Team GP W Pts Pts/82
Detroit 22 14 29 108
Minnesota 24 14 31 106
San Jose 21 13 27 105
Phoenix 23 13 29 103
St. Louis 24 14 30 103
Chicago 25 14 31 102
Vancouver 24 14 29 99
Dallas 24 14 29 99
Los Angeles 24 12 28 96
Edmonton 24 12 26 89
Nashville 24 11 26 89
Calgary 23 10 21 75
Anaheim 23 6 16 57
Columbus 24 6 15 51

The cutoff between first and eighth, based on simple point percentage, is 99 points. The Western Conference has apparently played well enough against the East so far that a team will need almost 100 points to crack the playoffs. If that number seems a little high, it’s because it is, and it is bound to drop to a more reasonable 94 or 95 points.

If the playoffs started today, the Canucks would apparently be the 7th seed, playing in Minnesota. I’d almost take that.

Why? Because take a look at each team’s expected win total over 82 games:

Team GF GA xW xPts
Detroit 65 49 52 115
San Jose 60 48 50 110
Vancouver 73 60 49 108
St.

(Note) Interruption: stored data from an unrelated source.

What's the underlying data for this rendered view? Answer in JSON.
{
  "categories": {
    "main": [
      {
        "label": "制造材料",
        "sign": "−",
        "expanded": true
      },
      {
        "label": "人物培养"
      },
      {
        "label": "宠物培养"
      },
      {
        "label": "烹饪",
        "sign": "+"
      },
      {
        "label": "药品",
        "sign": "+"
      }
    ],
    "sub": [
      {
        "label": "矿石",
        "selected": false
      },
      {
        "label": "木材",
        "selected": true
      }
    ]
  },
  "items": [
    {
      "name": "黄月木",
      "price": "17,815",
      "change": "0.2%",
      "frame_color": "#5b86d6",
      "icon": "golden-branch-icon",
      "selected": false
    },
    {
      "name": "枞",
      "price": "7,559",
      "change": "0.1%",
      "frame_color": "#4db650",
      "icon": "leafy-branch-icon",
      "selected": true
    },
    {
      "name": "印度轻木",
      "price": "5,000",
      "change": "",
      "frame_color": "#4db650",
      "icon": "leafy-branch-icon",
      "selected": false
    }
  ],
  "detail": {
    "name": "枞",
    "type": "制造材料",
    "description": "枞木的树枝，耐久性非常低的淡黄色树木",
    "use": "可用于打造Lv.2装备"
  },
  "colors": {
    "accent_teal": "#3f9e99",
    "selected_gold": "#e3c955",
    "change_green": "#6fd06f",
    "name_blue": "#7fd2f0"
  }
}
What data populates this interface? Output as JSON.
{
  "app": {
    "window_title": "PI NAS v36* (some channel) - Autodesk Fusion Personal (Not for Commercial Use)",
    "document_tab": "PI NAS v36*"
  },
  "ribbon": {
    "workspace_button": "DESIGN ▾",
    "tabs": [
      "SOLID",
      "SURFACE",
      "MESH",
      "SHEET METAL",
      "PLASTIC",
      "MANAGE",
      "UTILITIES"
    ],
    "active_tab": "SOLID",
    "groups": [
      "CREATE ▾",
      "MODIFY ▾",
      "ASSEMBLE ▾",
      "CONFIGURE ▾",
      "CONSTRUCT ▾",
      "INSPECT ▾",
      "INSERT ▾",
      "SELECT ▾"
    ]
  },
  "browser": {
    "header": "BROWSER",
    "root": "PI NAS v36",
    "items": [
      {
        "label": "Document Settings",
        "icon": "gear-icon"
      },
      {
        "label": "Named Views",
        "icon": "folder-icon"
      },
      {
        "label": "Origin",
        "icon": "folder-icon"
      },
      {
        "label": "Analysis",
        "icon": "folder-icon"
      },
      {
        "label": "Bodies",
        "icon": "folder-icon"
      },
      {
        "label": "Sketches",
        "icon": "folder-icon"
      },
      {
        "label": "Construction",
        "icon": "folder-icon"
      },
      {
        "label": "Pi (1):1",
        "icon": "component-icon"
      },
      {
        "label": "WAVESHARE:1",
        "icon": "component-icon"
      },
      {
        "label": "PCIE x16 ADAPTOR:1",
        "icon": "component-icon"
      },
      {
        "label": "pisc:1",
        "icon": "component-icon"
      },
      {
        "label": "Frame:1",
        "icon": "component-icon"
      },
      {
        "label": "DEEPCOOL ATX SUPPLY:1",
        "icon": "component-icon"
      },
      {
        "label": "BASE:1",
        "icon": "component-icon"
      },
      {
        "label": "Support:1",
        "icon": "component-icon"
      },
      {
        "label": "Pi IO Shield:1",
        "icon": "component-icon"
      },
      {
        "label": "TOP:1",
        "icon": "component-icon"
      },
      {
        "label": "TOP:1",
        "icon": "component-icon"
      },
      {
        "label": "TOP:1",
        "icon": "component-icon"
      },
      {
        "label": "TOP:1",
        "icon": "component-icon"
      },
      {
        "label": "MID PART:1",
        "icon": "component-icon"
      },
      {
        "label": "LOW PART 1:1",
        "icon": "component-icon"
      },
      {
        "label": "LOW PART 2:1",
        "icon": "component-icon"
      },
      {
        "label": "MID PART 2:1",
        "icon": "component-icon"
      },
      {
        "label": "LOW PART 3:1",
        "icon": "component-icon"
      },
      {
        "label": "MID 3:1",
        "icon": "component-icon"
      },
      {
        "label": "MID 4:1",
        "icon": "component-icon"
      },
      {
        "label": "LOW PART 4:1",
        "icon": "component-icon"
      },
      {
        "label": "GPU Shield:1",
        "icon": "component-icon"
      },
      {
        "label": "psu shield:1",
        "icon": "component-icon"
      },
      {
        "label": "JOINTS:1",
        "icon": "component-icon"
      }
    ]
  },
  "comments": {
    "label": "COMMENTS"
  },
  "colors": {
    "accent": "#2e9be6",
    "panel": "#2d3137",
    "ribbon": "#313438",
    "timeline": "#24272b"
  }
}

Louis 59 50 48 105
Phoenix 65 57 46 103
Edmonton 65 60 44 99
Minnesota 57 53 44 98
Los Angeles 57 55 42 95
Chicago 80 78 42 94
Dallas 62 65 39 88
Nashville 60 63 39 88
Calgary 51 60 34 79
Columbus 55 79 27 64
Anaheim 50 76 25 60

(xW = expected wins | xPts = expected points)

Now, Vancouver appears to be on a 108-point pace, as they have outscored their opponents by 13. In essence, their early record is disproportionate to their play. Here, Minnesota, with a 4-goal differential, has simply 98 “expected” points. For expected points, I gave each team the benefit of ten overtime losses. There’s no real scientific basis for this, but it gives us a better ballpark figure for how good a team will have to be to make the playoffs.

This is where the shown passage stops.